Van Helsing turned to him quickly and said, "God will act in His own way and time. Do not fear, and do not rejoice as yet. For what we wish for at the moment may be our own undoings."
"I care for nothing now," he answered hotly, "except to wipe out this brute from the face of creation. I would sell my soul to do it!"
"Oh, hush, hush, my child!" said Van Helsing. "God does not purchase souls in this wise, and the Devil, though he may purchase, does not keep faith. But God is merciful and just, and knows your pain and your devotion to that dear Madam Mina. Think you, how her pain would be doubled, did she but hear your wild words. Do not fear any of us, we are all devoted to this cause, and today shall see the end. The time is coming for action. Today this Vampire is limit to the powers of man, and till sunset he may not change. It will take him time to arrive here, see it is twenty minutes past one, and there are yet some times before he can hither come, be he never so quick. What we must hope for is that my Lord Arthur and Quincey arrive first."

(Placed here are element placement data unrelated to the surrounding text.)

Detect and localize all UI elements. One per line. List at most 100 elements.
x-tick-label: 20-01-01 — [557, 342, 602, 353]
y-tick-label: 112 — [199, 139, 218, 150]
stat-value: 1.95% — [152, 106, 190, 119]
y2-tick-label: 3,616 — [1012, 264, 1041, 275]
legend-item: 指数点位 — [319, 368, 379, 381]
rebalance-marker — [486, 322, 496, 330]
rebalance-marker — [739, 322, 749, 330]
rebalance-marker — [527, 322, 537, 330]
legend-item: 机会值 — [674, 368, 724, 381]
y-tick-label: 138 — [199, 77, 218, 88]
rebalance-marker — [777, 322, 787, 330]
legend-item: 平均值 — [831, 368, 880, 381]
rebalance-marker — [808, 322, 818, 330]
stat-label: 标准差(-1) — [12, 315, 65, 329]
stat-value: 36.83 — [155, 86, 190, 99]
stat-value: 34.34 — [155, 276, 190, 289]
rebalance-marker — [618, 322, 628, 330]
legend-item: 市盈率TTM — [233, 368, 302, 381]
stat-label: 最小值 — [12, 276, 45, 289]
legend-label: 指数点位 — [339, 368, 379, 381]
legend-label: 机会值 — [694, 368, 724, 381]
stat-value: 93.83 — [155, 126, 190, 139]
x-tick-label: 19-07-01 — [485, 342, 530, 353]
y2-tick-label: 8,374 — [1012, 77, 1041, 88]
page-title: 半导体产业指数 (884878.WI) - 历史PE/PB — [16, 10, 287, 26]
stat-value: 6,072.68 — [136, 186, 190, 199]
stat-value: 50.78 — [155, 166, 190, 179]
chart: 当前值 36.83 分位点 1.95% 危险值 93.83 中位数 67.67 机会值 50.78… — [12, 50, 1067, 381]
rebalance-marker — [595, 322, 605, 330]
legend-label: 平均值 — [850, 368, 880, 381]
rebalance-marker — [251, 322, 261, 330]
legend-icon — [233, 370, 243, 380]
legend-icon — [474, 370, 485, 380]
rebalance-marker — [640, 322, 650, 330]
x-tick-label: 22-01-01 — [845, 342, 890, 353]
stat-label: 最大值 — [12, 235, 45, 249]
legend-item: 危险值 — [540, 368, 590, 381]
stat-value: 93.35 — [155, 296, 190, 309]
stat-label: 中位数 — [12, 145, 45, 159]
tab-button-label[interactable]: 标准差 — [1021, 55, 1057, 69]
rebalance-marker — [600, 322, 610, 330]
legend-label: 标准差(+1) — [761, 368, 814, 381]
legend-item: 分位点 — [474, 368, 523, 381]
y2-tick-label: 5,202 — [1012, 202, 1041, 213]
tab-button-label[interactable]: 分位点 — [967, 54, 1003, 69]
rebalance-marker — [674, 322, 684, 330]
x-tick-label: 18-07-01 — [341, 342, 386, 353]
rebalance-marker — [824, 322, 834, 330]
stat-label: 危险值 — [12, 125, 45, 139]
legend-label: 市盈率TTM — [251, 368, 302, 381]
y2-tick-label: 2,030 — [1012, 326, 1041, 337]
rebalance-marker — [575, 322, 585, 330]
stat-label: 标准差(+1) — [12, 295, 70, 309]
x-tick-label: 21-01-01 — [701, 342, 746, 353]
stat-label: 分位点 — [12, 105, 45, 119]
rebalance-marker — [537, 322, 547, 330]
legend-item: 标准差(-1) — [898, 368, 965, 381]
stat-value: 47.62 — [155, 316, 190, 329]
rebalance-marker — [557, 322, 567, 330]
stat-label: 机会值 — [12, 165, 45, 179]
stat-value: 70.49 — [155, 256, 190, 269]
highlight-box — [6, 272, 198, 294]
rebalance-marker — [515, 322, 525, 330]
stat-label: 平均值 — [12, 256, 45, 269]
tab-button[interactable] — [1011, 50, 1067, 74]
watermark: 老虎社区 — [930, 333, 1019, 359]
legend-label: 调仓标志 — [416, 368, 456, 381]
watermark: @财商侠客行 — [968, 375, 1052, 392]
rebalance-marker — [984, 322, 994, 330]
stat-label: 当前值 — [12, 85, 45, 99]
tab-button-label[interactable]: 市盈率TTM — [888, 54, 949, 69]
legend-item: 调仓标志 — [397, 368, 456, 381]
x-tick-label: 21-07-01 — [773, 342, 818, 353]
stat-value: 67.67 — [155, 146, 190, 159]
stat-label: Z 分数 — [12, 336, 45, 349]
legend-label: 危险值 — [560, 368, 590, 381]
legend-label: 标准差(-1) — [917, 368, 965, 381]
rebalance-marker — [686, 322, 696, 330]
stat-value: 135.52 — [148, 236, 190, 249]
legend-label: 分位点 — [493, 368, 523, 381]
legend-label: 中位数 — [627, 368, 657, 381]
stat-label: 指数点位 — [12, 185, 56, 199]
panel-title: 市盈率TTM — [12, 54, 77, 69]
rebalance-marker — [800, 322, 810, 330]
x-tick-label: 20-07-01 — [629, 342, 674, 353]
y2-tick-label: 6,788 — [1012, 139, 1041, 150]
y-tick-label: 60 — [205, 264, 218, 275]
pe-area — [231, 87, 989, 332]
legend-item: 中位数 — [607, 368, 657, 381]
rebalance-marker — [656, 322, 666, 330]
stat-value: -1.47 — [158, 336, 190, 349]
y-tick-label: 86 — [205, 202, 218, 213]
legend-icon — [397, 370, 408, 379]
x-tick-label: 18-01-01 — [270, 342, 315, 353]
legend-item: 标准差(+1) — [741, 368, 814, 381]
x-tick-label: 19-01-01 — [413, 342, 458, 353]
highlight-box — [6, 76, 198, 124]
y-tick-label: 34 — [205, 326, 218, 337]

About half an hour after we had received Mrs. Harker's telegram, there came a quiet, resolute knock at the hall door. It was just an ordinary knock, such as is given hourly by thousands of gentlemen, but it made the Professor's heart and mine beat loudly. We looked at each other, and together moved out into the hall. We each held ready to use our various armaments, the spiritual in the left hand, the mortal in the right. Van Helsing pulled back the latch, and holding the door half open, stood back, having both hands ready for action. The gladness of our hearts must have shown upon our faces when on the step, close to the door, we saw Lord Godalming and Quincey Morris. They came quickly in and closed the door behind them, the former saying, as they moved along the hall:
"It is all right. We found both places. Six boxes in each and we destroyed them all."
"Destroyed?" asked the Professor.
"For him!" We were silent for a minute, and then Quincey said, "There's nothing to do but to wait here. If, however, he doesn't turn up by five o'clock, we must start off. For it won't do to leave Mrs. Harker alone after sunset."
"He will be here before long now," said Van Helsing, who had been consulting his pocketbook. "Nota bene, in Madam's telegram he went south from Carfax. That means he went to cross the river, and he could only do so at slack of tide, which should be something before one o'clock. That he went south has a meaning for us. He is as yet only suspicious, and he went from Carfax first to the place where he would suspect interference least. You must have been at Bermondsey only a short time before him. That he is not here already shows that he went to Mile End next. This took him some time, for he would then have to be carried over the river in some way. Believe me, my friends, we shall not have long to wait now. We should have ready some plan of attack, so that we may throw away no chance. Hush, there is no time now. Have all your arms! Be ready!" He held up a warning hand as he spoke, for we all could hear a key softly inserted in the lock of the hall door.